While the PowerVR AX3595 offers an impressive 10 TOPS in a single core there are use cases where very high performance is required. The PowerVR Series3NX can now scale to offer 20, 40, 80 or even 160 TOPS, through the use of four multi-core offerings. These deliver greatly increased performance but are still optimised for power-constrained embedded devices.

Therefore, the PowerVR Series3NX enables true next-generation AI functionality by meeting the very high compute demands of applications such as autonomous driving.

Safe and secure

PowerVR Series3NX also brings with it new security features such as support for industry-standard security models.
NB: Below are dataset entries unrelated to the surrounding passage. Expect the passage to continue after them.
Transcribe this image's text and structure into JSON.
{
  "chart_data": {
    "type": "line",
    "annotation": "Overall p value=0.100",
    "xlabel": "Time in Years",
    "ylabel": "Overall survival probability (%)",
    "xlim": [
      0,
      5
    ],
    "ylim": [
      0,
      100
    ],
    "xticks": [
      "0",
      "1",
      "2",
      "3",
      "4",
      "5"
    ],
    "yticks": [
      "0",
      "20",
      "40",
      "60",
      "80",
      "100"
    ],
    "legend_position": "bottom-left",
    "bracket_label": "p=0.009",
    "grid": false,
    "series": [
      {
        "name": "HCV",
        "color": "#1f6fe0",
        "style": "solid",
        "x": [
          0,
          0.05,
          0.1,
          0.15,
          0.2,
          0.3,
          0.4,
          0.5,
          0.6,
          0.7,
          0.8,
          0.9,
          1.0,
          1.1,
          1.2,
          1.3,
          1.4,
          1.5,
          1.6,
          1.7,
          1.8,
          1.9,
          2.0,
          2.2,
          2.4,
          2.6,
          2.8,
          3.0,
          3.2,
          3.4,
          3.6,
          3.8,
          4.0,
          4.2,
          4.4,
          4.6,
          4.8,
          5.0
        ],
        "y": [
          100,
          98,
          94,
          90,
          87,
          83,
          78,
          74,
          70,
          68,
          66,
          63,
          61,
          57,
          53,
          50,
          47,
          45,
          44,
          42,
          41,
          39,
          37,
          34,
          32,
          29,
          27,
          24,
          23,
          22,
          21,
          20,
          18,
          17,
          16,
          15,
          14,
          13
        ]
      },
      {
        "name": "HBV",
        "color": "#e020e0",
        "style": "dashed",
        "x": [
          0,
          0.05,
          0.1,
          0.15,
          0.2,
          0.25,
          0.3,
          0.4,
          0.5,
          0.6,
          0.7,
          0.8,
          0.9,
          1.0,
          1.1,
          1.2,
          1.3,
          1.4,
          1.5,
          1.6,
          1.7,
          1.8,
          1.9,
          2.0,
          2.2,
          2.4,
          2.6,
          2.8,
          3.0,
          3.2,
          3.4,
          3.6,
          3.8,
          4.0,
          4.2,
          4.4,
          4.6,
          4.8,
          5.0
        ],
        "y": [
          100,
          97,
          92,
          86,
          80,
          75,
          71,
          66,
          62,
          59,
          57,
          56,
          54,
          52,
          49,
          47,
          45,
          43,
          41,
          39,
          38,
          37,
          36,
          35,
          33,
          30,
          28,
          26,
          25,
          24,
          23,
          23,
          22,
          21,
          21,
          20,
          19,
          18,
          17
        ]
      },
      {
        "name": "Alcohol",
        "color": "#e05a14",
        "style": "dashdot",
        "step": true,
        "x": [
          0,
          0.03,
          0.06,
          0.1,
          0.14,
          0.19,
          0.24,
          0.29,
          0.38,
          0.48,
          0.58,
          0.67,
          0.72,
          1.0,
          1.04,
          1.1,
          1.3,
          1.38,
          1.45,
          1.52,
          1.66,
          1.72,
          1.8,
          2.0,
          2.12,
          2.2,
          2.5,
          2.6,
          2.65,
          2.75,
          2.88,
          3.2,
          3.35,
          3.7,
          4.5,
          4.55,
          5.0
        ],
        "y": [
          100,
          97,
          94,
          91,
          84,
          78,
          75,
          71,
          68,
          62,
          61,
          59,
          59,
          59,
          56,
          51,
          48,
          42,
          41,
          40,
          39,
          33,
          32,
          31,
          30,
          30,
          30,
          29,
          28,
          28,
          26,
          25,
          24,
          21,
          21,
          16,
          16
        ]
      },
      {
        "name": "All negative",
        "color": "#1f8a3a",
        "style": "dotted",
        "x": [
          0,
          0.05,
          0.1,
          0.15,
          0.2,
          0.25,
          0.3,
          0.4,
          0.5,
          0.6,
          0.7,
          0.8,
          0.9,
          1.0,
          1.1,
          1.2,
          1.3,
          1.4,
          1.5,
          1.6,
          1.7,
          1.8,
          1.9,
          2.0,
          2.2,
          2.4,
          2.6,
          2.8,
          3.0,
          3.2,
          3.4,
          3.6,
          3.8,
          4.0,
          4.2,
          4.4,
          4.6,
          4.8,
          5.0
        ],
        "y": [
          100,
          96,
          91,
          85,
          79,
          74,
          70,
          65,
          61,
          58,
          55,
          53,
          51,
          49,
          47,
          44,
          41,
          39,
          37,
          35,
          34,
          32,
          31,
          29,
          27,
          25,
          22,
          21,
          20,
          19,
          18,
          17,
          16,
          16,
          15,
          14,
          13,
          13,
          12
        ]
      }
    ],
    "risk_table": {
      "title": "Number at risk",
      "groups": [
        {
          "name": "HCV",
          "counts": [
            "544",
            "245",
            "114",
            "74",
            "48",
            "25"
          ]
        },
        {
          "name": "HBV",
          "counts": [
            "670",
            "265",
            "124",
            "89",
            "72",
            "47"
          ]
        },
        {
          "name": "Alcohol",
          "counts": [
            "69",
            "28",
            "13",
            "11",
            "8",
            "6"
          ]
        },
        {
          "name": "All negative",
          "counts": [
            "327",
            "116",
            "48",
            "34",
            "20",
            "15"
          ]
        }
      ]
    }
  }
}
These are offered in four different configurations:

  1. Unsecured: Enables the fastest performance without any overhead.
  2. Protected model: The model, weights and intermediate data are secured, necessary when a trained model with great commercial value is loaded onto the NNA, such as in a security camera.
  3. Protected Content: The input, output and intermediate data are all protected, necessary when video needs to have DRM to ensure it cannot be stolen – for example in a set-top box
  4. Fully secure: The model, weights, intermediate data, input data and output data are all protected, e.g. for a face authentication app or payment related app.

Compute SDK

However, the story does not end there. Later this year we will introduce a brand-new Compute SDK, bringing everything together for developers to create their neural network applications and port them to the PowerVR Series 3NX – and it will include support for SYCL.

SYCL is a Khronos group specification that is designed for heterogeneous compute. This enables developers to use C++ to program any device that is supported by OpenCL, or a neural network specific API. Imagination has mapped each SYCL library function to our proprietary IMG DNN API, thus providing a non-proprietary open-standards programming environment for the whole industry.

The beauty is that it’s a royalty-free, cross-platform abstraction layer that enables SoC manufacturers to unlock their hardware’s potential for developers using the most widely known programming language. It means that popular neural network frameworks, such as TensorFlow, can be compiled natively to Imagination’s PowerVR Series3NX hardware.

Imagination continues to work with the Edinburgh-based software tools developer Codeplay to make this a reality.

A comprehensive solution

PowerVR Series3NX is a powerful follow up to our successful Series2NX; an optimised hardware solution that runs neural networks with best-in-class performance. With five new cores it enables SoC designers to hit a range of performance targets, from 0.6 up to 10 TOPS with a single core solution, while the new multi-core offerings mean it can deliver up to 160 TOPS.

It all proves that when it comes to selecting a neural network accelerator for your SoC, or to target for development, it pays to separate that wheat from the chaff.